The bill would require 25 percent of the agencies’ resources to be spent on affordable housing for low- and moderate-income families, and they must receive independent financial audits every five years. The affordable housing component wasn’t included in a similar proposal to SB 1 that was introduced by Assemblymember Luis Alejo, but that legislation has stalled in the chamber.
SB 1 has passed the Senate and will be heard by an Assembly committee next Wednesday. It has backing from a number of environmental, labor, and low-income advocacy groups, as well as business associations, and the California Association of Realtors.
The bill has no organized opposition thus far, though some libertarian activists have claimed that Sustainable Communities and SB 1 will lead to mass government confiscation of rural and suburban land, despite the bill’s intent to promote infill development instead of sprawl.

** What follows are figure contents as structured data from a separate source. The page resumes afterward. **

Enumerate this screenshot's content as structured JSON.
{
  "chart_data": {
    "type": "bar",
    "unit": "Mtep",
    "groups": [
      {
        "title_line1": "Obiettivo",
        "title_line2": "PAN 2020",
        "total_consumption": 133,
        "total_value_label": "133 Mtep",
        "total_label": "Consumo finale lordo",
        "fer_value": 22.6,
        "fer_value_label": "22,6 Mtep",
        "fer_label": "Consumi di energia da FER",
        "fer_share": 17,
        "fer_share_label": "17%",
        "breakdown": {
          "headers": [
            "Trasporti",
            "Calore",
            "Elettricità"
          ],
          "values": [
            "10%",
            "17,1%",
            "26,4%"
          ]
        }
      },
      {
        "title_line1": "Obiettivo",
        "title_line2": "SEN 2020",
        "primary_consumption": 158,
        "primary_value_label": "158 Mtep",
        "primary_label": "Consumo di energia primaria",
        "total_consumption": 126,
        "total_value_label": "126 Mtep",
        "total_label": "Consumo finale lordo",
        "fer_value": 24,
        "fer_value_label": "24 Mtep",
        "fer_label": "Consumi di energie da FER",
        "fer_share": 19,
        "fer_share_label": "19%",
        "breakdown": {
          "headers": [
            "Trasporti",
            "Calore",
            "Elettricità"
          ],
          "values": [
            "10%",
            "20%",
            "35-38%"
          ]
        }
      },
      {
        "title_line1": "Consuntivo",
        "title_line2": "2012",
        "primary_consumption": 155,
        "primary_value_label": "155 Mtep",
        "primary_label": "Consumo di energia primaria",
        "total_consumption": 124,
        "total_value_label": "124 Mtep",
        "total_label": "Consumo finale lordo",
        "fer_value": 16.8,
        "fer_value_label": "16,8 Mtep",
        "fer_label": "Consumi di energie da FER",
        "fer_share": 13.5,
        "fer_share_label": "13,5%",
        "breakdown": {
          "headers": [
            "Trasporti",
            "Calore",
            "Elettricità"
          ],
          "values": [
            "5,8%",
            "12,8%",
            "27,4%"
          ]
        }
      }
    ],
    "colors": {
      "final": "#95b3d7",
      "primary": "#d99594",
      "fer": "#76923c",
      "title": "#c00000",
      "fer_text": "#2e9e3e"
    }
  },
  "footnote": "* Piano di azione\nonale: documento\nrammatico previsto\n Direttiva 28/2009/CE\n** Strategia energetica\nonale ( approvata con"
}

Some Republican senators have voted against the bill in the Senate, but significant opposition in the Assembly is seen as unlikely.
So, the question remains: will Jerry Brown sign the bill?
In his veto message of SB 1156 last year, the governor claimed that the timing was wrong. Redevelopment agencies were still being broken up by his order, so creating successor agencies was inappropriate, he argued. By this time, the majority of CRAs are shuttered, though not all, so it remains to be seen whether Brown will cite the same excuse to exercise his veto. The Governor’s Office has refused to comment on the legislation until it reaches his desk.